Но стены никогда не говорят правды. Она не так романтична, как вымысел, и куда более опасна.
«Всё же открыла Тарифа свои ворота маврам. Было их ровно семь всадников: шесть мощных воинов и один по виду совсем юноша, тонкий станом и узкий в плечах. Покрыты они были по голове, лицу и плечам синими обмотами, как принято в племени туарегов, и желали говорить с благородным Гусманом о мире. Также привезли они с собой в парчовом мешке голову Хуана, переложенную для пущей сохранности душистыми бальзамическими травами. Поглядел на нее Алонсо и говорит:
— Не приму такого жуткого подарка. Ибо не к лицу христианину радоваться позорной гибели кого бы то ни было, и не вернёт мне эта смерть моего милого сына.
— Ты прав, — ответили ему. — Но погляди: вот Амина бинт Затт аль-Химми, и от девственной плоти ее, от твоего семени родятся храбрые сыновья и прекрасные дочери для колен твоей супруги, дабы соединилось в них всё лучшее, чем славны оба наших народа: пылкость и отвага, гордость и нежность, красота душевная и телесная. И пребыло таким в веках.
Тут сдвинул седьмой всадник покрывало с лица — и глянули на дона Алонсо очи, что отразились в его душе, как в прекраснейшем зеркале текучего, как слёзы, хрусталя…»
Нет, в самом деле: хилая былинка на чужой земле распустилась великолепным цветком. Туареги дики: возможно, оттого они так высоко ставят своих женщин. Как им удалось заманить и убить Хуана — не знаю. Как и о чем договориться с маврами, их покорившими, — не моё дело. Видится мне в моих снах нечто вроде подвига Иаиль, проткнувшей висок вражеского военачальника колышком, или самоотвержения Юдифи. Скорее последнее — из-за того меча, который Амина держала на манер будущих самураев.

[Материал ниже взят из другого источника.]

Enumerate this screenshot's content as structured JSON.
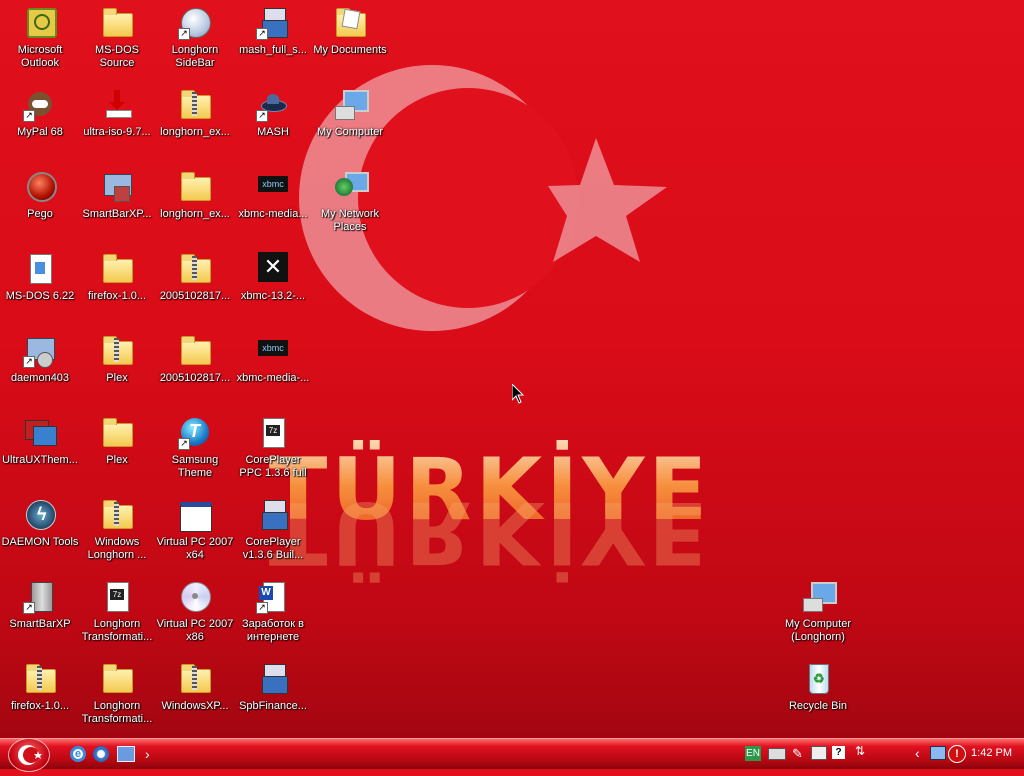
{
  "wallpaper": {
    "text": "TÜRKİYE",
    "colors": {
      "flag_red": "#e0101c",
      "crescent": "#f0a0a6"
    }
  },
  "desktop": {
    "icons": [
      {
        "label": "Microsoft\nOutlook",
        "icon": "outlook-icon"
      },
      {
        "label": "MS-DOS\nSource",
        "icon": "folder-icon"
      },
      {
        "label": "Longhorn\nSideBar",
        "icon": "sidebar-icon"
      },
      {
        "label": "mash_full_s...",
        "icon": "installer-icon"
      },
      {
        "label": "My Documents",
        "icon": "my-documents-icon"
      },
      {
        "label": "MyPal 68",
        "icon": "mypal-icon"
      },
      {
        "label": "ultra-iso-9.7...",
        "icon": "download-icon"
      },
      {
        "label": "longhorn_ex...",
        "icon": "zip-folder-icon"
      },
      {
        "label": "MASH",
        "icon": "mash-icon"
      },
      {
        "label": "My Computer",
        "icon": "computer-icon"
      },
      {
        "label": "Pego",
        "icon": "pego-icon"
      },
      {
        "label": "SmartBarXP...",
        "icon": "setup-icon"
      },
      {
        "label": "longhorn_ex...",
        "icon": "folder-icon"
      },
      {
        "label": "xbmc-media...",
        "icon": "xbmc-icon"
      },
      {
        "label": "My Network\nPlaces",
        "icon": "network-icon"
      },
      {
        "label": "MS-DOS 6.22",
        "icon": "document-icon"
      },
      {
        "label": "firefox-1.0...",
        "icon": "folder-icon"
      },
      {
        "label": "2005102817...",
        "icon": "zip-folder-icon"
      },
      {
        "label": "xbmc-13.2-...",
        "icon": "xbmc-x-icon"
      },
      {
        "label": "daemon403",
        "icon": "setup-icon"
      },
      {
        "label": "Plex",
        "icon": "zip-folder-icon"
      },
      {
        "label": "2005102817...",
        "icon": "folder-icon"
      },
      {
        "label": "xbmc-media-...",
        "icon": "xbmc-icon"
      },
      {
        "label": "UltraUXThem...",
        "icon": "theme-icon"
      },
      {
        "label": "Plex",
        "icon": "folder-icon"
      },
      {
        "label": "Samsung\nTheme",
        "icon": "samsung-theme-icon"
      },
      {
        "label": "CorePlayer\nPPC 1.3.6 full",
        "icon": "7z-icon"
      },
      {
        "label": "DAEMON Tools",
        "icon": "daemon-tools-icon"
      },
      {
        "label": "Windows\nLonghorn ...",
        "icon": "zip-folder-icon"
      },
      {
        "label": "Virtual PC 2007\nx64",
        "icon": "window-icon"
      },
      {
        "label": "CorePlayer\nv1.3.6 Buil...",
        "icon": "installer-icon"
      },
      {
        "label": "SmartBarXP",
        "icon": "smartbar-icon"
      },
      {
        "label": "Longhorn\nTransformati...",
        "icon": "7z-icon"
      },
      {
        "label": "Virtual PC 2007\nx86",
        "icon": "cd-icon"
      },
      {
        "label": "Заработок в\nинтернете",
        "icon": "word-doc-icon"
      },
      {
        "label": "My Computer\n(Longhorn)",
        "icon": "computer-icon"
      },
      {
        "label": "firefox-1.0...",
        "icon": "zip-folder-icon"
      },
      {
        "label": "Longhorn\nTransformati...",
        "icon": "folder-icon"
      },
      {
        "label": "WindowsXP...",
        "icon": "zip-folder-icon"
      },
      {
        "label": "SpbFinance...",
        "icon": "installer-icon"
      },
      {
        "label": "Recycle Bin",
        "icon": "recycle-bin-icon"
      }
    ]
  },
  "taskbar": {
    "start_icon": "crescent-start-icon",
    "quick_launch": [
      "internet-explorer-icon",
      "windows-explorer-icon",
      "show-desktop-icon"
    ],
    "chevron": "›",
    "tray": {
      "language": "EN",
      "show_hidden": "‹",
      "clock": "1:42 PM"
    }
  }
}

Вот только никаких наследников она не родила и рода герцогов Медина-Сидония ими не продолжила. Даже наилюбимейший бастард не годится для такой роли. А уж если то сплошные девицы…
Я обхожу дозором Тарифу дважды в сутки, воздавая честь обеим моим любовям: можно было бы и чаще — ведь никто меня не видит. Только я ведь истинный гот. Истинным готам не к лицу проявлять слабость, тем более — плакать на родных могилах.